There is such a large range for salaries, depending on what you are going into. The advice I can give for anyone applying for a job is to always negotiate professionally when you are offered a position. Do your research so you know what a reasonable salary is for the type of position, the area of the country, and the level of experience. Also, do your research about the institution—do they have a ranking system? If so, what is it, and how does it affect salaries? When the offer is made, you can always negotiate. The institution may not have much room to move, but you can always try to get a higher salary than the one initially offered or to get something like moving expenses or other benefits.

How do you think your education prepared you/didn't prepare you for your current career?

My education gave me a good foundation for being a librarian, but what I learned then bears little resemblance to what I do now. I think a lot of this is because libraries have changed and are changing so much. Library school was a good overview, but I since didn’t really know what I was going to eventually do, so I took a variety of classes. I’m glad I did that. Much of what I use in my job I learned after school, both on the job and in classes after I started working.

What advice do you have for current/graduating library and information science students?

Know that what you are learning right now is a good foundation, but always be ready and accepting of change.

Always be ready to learn. Continuing education and professional development are important for our field.

Actively seek a mentor. In any profession, you will want to grow. In many library organizations there are official ways to link up with mentors. In the Medical Library Association, there is a mentor network link on their homepage.

Start building networks with your fellow students now. You’ll always be in touch with them throughout your career, as friends and as colleagues.

Take advantage of student memberships for professional organizations now so you can see what they can offer you and how they are different.

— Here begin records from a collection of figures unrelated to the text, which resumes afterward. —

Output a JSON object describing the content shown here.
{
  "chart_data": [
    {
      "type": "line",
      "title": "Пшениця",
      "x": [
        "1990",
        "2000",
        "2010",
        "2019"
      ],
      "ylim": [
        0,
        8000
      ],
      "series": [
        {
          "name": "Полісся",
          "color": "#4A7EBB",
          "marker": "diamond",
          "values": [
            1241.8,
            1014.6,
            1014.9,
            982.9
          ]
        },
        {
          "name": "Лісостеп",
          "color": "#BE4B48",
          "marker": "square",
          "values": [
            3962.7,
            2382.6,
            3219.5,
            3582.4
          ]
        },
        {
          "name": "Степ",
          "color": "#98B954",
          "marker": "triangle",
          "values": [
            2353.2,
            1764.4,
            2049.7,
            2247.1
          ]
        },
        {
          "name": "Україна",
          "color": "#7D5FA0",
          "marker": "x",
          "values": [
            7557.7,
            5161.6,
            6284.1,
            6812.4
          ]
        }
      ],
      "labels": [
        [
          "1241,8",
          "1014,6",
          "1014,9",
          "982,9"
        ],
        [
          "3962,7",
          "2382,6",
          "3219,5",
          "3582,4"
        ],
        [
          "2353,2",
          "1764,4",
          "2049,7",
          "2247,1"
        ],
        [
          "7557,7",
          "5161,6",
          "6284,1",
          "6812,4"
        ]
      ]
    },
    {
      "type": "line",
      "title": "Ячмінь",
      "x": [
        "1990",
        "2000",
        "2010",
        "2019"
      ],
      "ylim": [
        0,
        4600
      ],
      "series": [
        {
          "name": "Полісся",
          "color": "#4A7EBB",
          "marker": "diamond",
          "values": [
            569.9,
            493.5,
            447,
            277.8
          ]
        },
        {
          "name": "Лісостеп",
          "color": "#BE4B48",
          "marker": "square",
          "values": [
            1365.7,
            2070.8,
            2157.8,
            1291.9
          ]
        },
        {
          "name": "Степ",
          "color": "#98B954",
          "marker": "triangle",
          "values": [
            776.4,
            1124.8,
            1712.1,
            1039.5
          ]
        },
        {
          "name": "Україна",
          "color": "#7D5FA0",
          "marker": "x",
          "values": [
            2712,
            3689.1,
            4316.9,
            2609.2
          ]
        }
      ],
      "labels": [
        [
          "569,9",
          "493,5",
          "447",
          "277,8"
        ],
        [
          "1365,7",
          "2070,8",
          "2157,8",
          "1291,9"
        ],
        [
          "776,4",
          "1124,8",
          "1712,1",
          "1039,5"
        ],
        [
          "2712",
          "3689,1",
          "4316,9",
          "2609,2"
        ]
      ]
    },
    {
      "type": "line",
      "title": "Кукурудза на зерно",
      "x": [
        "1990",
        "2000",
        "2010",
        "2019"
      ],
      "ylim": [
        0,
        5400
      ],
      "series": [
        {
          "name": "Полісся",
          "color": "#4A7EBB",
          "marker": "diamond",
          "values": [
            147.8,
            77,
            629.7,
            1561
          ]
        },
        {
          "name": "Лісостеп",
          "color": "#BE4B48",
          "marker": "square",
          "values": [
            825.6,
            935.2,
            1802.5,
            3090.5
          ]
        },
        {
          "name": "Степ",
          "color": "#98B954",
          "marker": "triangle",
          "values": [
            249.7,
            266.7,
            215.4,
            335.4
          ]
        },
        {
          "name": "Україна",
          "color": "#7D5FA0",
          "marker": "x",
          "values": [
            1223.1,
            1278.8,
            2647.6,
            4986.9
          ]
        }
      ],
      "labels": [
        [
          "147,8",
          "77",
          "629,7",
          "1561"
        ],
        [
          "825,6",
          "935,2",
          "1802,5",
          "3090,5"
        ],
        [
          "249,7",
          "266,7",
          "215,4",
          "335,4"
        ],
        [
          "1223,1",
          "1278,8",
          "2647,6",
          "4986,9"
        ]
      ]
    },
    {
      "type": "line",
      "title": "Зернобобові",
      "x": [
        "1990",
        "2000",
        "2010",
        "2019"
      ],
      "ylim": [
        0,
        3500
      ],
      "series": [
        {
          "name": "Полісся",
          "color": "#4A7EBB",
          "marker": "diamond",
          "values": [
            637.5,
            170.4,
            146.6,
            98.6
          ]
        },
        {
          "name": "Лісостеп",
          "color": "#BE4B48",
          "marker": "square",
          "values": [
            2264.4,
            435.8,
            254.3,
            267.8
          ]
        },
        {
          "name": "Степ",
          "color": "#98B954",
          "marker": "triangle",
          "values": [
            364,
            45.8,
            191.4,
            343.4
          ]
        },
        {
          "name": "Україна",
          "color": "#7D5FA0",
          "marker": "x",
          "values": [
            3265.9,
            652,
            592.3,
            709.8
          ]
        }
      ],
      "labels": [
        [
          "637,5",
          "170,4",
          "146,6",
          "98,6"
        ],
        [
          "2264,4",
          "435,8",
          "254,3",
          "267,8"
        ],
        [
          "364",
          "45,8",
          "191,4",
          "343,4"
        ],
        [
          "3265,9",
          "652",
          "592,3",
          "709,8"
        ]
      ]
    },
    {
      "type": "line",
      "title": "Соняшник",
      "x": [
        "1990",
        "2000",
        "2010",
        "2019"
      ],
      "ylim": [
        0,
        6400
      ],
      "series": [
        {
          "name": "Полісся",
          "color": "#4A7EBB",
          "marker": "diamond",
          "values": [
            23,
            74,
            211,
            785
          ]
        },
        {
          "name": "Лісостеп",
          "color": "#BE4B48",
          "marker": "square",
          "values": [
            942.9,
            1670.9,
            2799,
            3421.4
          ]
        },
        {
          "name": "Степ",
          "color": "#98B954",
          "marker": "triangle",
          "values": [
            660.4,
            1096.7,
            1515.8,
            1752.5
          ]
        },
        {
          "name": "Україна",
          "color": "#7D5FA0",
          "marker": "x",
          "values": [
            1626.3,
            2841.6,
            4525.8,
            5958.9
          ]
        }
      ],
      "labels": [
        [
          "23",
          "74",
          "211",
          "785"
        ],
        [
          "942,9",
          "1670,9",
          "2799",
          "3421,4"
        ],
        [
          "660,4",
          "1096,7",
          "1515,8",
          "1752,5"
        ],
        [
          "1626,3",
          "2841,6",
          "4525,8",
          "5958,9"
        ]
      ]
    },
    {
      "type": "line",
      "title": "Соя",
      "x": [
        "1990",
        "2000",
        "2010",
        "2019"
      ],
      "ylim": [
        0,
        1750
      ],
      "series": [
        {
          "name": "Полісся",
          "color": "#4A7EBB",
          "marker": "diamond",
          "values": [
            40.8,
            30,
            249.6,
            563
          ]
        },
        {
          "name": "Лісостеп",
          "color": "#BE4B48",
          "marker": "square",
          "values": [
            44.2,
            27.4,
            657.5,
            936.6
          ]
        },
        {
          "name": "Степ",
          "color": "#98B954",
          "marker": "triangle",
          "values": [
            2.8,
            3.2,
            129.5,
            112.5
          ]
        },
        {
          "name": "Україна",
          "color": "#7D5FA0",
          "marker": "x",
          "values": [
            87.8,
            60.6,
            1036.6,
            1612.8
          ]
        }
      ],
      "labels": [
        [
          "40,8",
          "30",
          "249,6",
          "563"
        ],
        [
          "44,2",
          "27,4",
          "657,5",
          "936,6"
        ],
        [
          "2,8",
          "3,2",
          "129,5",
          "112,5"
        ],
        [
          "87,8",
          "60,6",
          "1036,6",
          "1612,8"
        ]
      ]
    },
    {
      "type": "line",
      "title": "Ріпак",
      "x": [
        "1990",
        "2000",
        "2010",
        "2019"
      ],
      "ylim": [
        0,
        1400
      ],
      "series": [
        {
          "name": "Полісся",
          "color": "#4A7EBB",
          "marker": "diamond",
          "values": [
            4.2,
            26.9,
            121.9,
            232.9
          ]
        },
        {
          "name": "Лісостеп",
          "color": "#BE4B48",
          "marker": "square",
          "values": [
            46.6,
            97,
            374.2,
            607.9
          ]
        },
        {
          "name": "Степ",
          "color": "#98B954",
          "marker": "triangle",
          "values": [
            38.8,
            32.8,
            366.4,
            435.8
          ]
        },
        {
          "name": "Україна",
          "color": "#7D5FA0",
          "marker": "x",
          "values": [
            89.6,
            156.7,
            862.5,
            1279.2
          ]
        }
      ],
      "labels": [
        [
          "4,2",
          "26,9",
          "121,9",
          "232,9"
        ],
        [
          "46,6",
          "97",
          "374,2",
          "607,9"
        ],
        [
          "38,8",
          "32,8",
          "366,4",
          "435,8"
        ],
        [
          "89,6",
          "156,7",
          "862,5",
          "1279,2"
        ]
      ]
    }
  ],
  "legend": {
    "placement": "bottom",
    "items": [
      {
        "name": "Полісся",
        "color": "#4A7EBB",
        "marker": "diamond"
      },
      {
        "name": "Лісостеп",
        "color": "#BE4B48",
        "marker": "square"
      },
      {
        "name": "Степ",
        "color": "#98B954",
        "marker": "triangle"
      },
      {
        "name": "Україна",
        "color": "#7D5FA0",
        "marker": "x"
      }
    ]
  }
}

If you are exploring different career options, I encourage you to go on informational interviews. I never hesitate to talk to a library student who is interested in medical libraries.

What changes do you foresee for the field of Library and Information Science in the next five to ten years?

In health care, teamwork is essential. Collaboration will continue to be an important part of education in general as more disciplines do their work in teams. Providing facilities and technology to support this environment will be crucial. In academic libraries, I think our collections and presence will continue to shift to an online environment, so our efforts have to shift there as well. They have been moving there, but they will continue in that direction.

For my specific field, liaison and education, we are already shifting support to our website for users who prefer to find and learn things through video and live chat. Also, more of our students are going to be distance learners, so we have to support them remotely. But I think the personal relationship is still important, so we have to maintain that--whether it’s face-to-face or facilitated by technology. Like the rest of academia, we will continue to face budget issues, so we will have to be strategic with our spending and our allocations, aligning what we do to the institution’s goals.